How a Former Museum Night Guard Has Become the Toast of the Art World
Artist John McAllister, who worked as a night guard at New York’s Metropolitan Museum for years, will be featured at two major galleries this December.
John McAllister studied photojournalism in college, but you’d never know it from his paintings—radiant works featuring fantastical flowers and patterns in sun-drenched hues.
“I can’t remember a time in my life I wasn’t painting, but I had this idea that you couldn’t be taught to paint,” he recalls thinking as an undergraduate at the University of Texas at Austin.
“Then I realized I was missing out by not studying it. I also realized I was a terrible photographer.”
While his early pieces relied on real-life events (fires, for instance), McAllister soon found even more captivating inspiration in the early-modernist still lifes and landscapes he admired in museums—especially New York’s Metropolitan Museum of Art, where, as a night guard from 2000 to 2004, after college, he had plenty of time to look at masterpieces.
His favorite works, by Post-Impressionists such as Pierre Bonnard, Henri Matisse, and Édouard Vuillard, captured “frivolity, hedonism, and pleasure,” he explains.
“Instead of making pretty pictures about something serious, I realized I could be serious about making pretty pictures.”
A native of Louisiana, McAllister has lived a fairly itinerant life, hopscotching from Austin to Manhattan to Los Angeles and back to Brooklyn.

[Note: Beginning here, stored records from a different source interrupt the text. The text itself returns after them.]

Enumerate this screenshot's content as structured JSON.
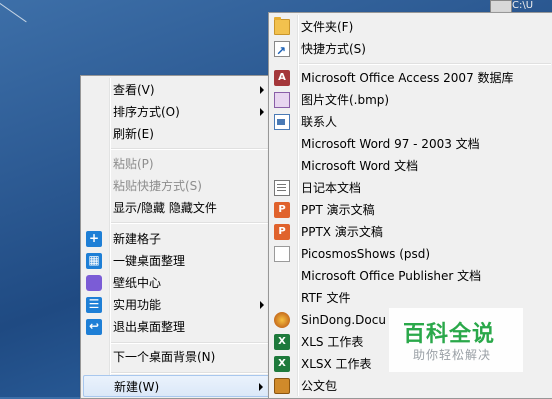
{
  "desktop": {
    "corner_text": "C:\\U"
  },
  "context_menu": {
    "items": [
      {
        "label": "查看(V)",
        "submenu": true
      },
      {
        "label": "排序方式(O)",
        "submenu": true
      },
      {
        "label": "刷新(E)"
      },
      {
        "label": "粘贴(P)",
        "disabled": true
      },
      {
        "label": "粘贴快捷方式(S)",
        "disabled": true
      },
      {
        "label": "显示/隐藏 隐藏文件"
      },
      {
        "label": "新建格子",
        "icon": "plus-icon"
      },
      {
        "label": "一键桌面整理",
        "icon": "layout-icon"
      },
      {
        "label": "壁纸中心",
        "icon": "cube-icon"
      },
      {
        "label": "实用功能",
        "icon": "list-icon",
        "submenu": true
      },
      {
        "label": "退出桌面整理",
        "icon": "exit-icon"
      },
      {
        "label": "下一个桌面背景(N)"
      },
      {
        "label": "新建(W)",
        "submenu": true,
        "highlighted": true
      }
    ]
  },
  "new_submenu": {
    "items": [
      {
        "label": "文件夹(F)",
        "icon": "folder-icon"
      },
      {
        "label": "快捷方式(S)",
        "icon": "shortcut-icon"
      },
      {
        "label": "Microsoft Office Access 2007 数据库",
        "icon": "access-icon"
      },
      {
        "label": "图片文件(.bmp)",
        "icon": "bitmap-icon"
      },
      {
        "label": "联系人",
        "icon": "contact-icon"
      },
      {
        "label": "Microsoft Word 97 - 2003 文档",
        "icon": "blank-document-icon"
      },
      {
        "label": "Microsoft Word 文档",
        "icon": "blank-document-icon"
      },
      {
        "label": "日记本文档",
        "icon": "journal-icon"
      },
      {
        "label": "PPT 演示文稿",
        "icon": "ppt-icon"
      },
      {
        "label": "PPTX 演示文稿",
        "icon": "pptx-icon"
      },
      {
        "label": "PicosmosShows (psd)",
        "icon": "blank-document-icon"
      },
      {
        "label": "Microsoft Office Publisher 文档",
        "icon": "blank-document-icon"
      },
      {
        "label": "RTF 文件",
        "icon": "blank-document-icon"
      },
      {
        "label": "SinDong.Docu",
        "icon": "sindong-icon"
      },
      {
        "label": "XLS 工作表",
        "icon": "xls-icon"
      },
      {
        "label": "XLSX 工作表",
        "icon": "xlsx-icon"
      },
      {
        "label": "公文包",
        "icon": "briefcase-icon"
      }
    ]
  },
  "watermark": {
    "title": "百科全说",
    "subtitle": "助你轻松解决"
  },
  "colors": {
    "menu_bg": "#f0f0f0",
    "highlight": "#dbe8f8",
    "watermark_green": "#2aa84a"
  }
}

Two years ago he and his family put down real roots in Florence, Massachusetts, a faded industrial town near the artsy enclave of Northampton.
Now in his largest studio to date, a 1,400-square-foot factory space overlooking the foothills of the Berkshire Mountains, he is able to create his sybaritic scenes of botanicals and interiors on an increasingly grand scale, sometimes on canvases as large as 14 by six feet.
His new paintings are on view, from December 1–4, in a solo booth for James Fuentes Gallery at the New Art Dealers Alliance (NADA) fair in Miami Beach, as well as in a solo show, through December, at Berlin’s Wentrup Gallery.
These exhibitions speak to McAllister’s growing international appeal.
His paintings are in the collections of German princess Gloria von Thurn und Taxis, Puerto Rican psychiatrist/art patron César Reyes, and Canadian fashion maven Joe Mimran (of Club Monaco and Joe Fresh fame).
Mimran was instantly attracted to the way McAllister combines decorative patterns with electrifying colors.
“There’s an old-world, romantic style to him,” Mimran says. “It’s just charming.”